Ce film aborde largement la question des apparences trompeuses. Malkovich devient le porte-parole de cette tendance à dissimuler la personne qu’on est derrière le personnage public.  Le caractère vain de cette quête identitaire est traduit par le statut dérisoire de sa célébrité. Les personnages ne reconnaissent Malkovich que pour sa célébrité mais pas pour la cause de celle-ci. A plusieurs reprises, les personnages se trompent sur la nature de ses rôles. En dépit du titre que l’on pourrait croire isotopique, le spectateur réalise donc que c’est moins l’acteur réel qui détient le rôle principal que la version fantasmée des autres personnages par délégation de Malkovich. Ce sentiment de tromperie sur le titre trouve son apogée lors de la fameuse séquence où l’acteur entre en lui-même et se trouve face à un monde de clones où chaque détail s’inspire de lui.

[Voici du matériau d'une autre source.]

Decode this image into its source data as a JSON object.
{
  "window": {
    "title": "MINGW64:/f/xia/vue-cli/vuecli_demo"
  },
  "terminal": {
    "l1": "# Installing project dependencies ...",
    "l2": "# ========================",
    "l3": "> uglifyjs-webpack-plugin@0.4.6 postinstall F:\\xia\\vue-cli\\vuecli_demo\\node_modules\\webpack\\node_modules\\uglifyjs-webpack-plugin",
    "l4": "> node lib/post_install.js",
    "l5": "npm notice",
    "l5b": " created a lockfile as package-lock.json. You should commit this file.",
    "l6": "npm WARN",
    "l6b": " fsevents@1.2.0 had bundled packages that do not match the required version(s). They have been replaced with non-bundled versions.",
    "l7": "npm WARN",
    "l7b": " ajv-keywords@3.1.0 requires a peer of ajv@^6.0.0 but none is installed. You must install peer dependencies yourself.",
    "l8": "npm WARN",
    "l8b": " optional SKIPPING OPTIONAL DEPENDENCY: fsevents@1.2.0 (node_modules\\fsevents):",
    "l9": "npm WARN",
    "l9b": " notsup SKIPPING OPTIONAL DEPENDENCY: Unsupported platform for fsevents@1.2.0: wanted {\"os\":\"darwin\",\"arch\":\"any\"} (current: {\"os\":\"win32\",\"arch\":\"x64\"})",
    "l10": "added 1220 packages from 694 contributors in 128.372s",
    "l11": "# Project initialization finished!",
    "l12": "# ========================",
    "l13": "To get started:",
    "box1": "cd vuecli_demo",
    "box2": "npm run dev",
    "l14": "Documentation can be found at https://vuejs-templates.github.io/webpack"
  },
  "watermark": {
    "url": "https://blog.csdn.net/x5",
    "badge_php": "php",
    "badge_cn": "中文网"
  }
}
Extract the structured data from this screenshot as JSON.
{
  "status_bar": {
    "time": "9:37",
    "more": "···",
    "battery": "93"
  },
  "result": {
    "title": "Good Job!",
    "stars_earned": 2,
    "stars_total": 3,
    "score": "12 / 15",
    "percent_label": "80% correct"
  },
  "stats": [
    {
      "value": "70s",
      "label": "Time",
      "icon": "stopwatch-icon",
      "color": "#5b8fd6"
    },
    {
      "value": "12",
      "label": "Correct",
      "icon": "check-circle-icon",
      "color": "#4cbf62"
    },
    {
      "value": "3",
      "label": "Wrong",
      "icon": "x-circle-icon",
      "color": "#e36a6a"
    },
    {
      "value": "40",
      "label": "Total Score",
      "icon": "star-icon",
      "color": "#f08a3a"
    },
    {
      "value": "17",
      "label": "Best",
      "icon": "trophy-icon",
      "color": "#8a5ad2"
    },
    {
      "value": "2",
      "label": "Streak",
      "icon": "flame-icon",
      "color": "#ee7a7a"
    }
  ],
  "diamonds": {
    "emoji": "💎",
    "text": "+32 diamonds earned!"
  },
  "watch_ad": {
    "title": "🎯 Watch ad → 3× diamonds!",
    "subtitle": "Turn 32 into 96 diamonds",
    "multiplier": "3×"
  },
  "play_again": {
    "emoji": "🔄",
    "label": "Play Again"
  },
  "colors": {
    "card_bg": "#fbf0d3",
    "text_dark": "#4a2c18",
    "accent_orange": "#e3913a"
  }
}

Parallèlement au débat psychanalytique, Jonze n’oublie pas d’agrémenter son cinéma d’un humour noir. En effet, pour contrer le caractère psychanalytique de ce cinéma, il recourt à l‘autodérision. Le sauvetage de Lotte (Cameron Diaz), enfermée par Craig dans une cage pour animaux, se présente sous la forme d’un singe dont le public visualise le sentiment de déjà-vu. Si le réalisateur aborde des sujets délicats tels que l’hypocrisie du star system, la conception de la femme comme objet, l’adoption/la procréation par des couples de même sexe, la zoophilie et la transsexualité, ce n’est pas pour épargner les minorités concernées. Par ailleurs, le spectateur s’étonnera de ne trouver aucun personnage réellement sympathique ou intègre. Le spectateur remarquera également la corruption généralisée des personnages. Dans cette fiction, chacun cherche son profit maximal avec en tête le personnage glaciale de Maxine (Catherine Keener). Toutefois, c’est peut-être le caractère le plus honnête en ce sens qu’elle ne se voile pas la face, elle assume être calculatrice et reste fidèle à elle-même tout au long du film à l’opposé de Lotte qui joue au brebis égaré devant Lester.

En maître de l’illusion revendiqué, Jonze s’amuse sans cesse à brouiller les pistes. Le cinéaste déclenche un effet de distanciation par cette une proximité avec Malkovich (ou encore Charlie Sheen) qui soi-disant joue son propre rôle. Le malaise du spectateur est également alimenté par cette confusion entre matériel d’archivage authentique et truqué, entre réalité et fiction. Ainsi, lorsque Malkovich/Craig visionne une rétrospective sur sa carrière, Sean Penn parle à l’interviewer sur fond d’une affiche d’un de ses films. De même, lorsque Lotte fouille dans la maison de Lester, elle tombe sur un curriculum sanctifié de l’acteur.

Ainsi, Jonze n’épargne pas le jeu d’association à son spectateur. La manipulation explicitée par les marionnettes en bois puis humaines, s’opère par étages. Craig, logeant dans Malkovich à long-terme, pense être en contrôle du comédien, professionnel du faux-semblant, et par ricochet de la carrière de marionnettiste qu’il n’a jamais eu. Toutefois, est-ce vraiment lui qui tient les « ficelles » ou plutôt Maxine qui joue aussi à la poupée en vue d’un business florissant ?

Dans ce film tordu et conceptualisé, c’est finalement la Nature qui reprend ses droits en réveillant l’instant maternel de Maxine et en dépossédant Craig de toute volonté faisant capoter toute l’entreprise et remettant l’Homme face à ses limites. Toutefois, les plans de fin, montrant la fille de Malkovich/Lotte et de Maxine, rappelant par ailleurs la pochette de l’album « Nevermind » de Nirvana, conduisent inévitablement à l’hypothèse d’éternel retour et ne permet pas à l’âme spectatorielle de rester en paix. L’enfant nageant maladroitement dans la piscine à l’image du bébé et de l’eau du bain évoque la possibilité d’un nouveau parasitage et des dérivés de l’expérience antérieure.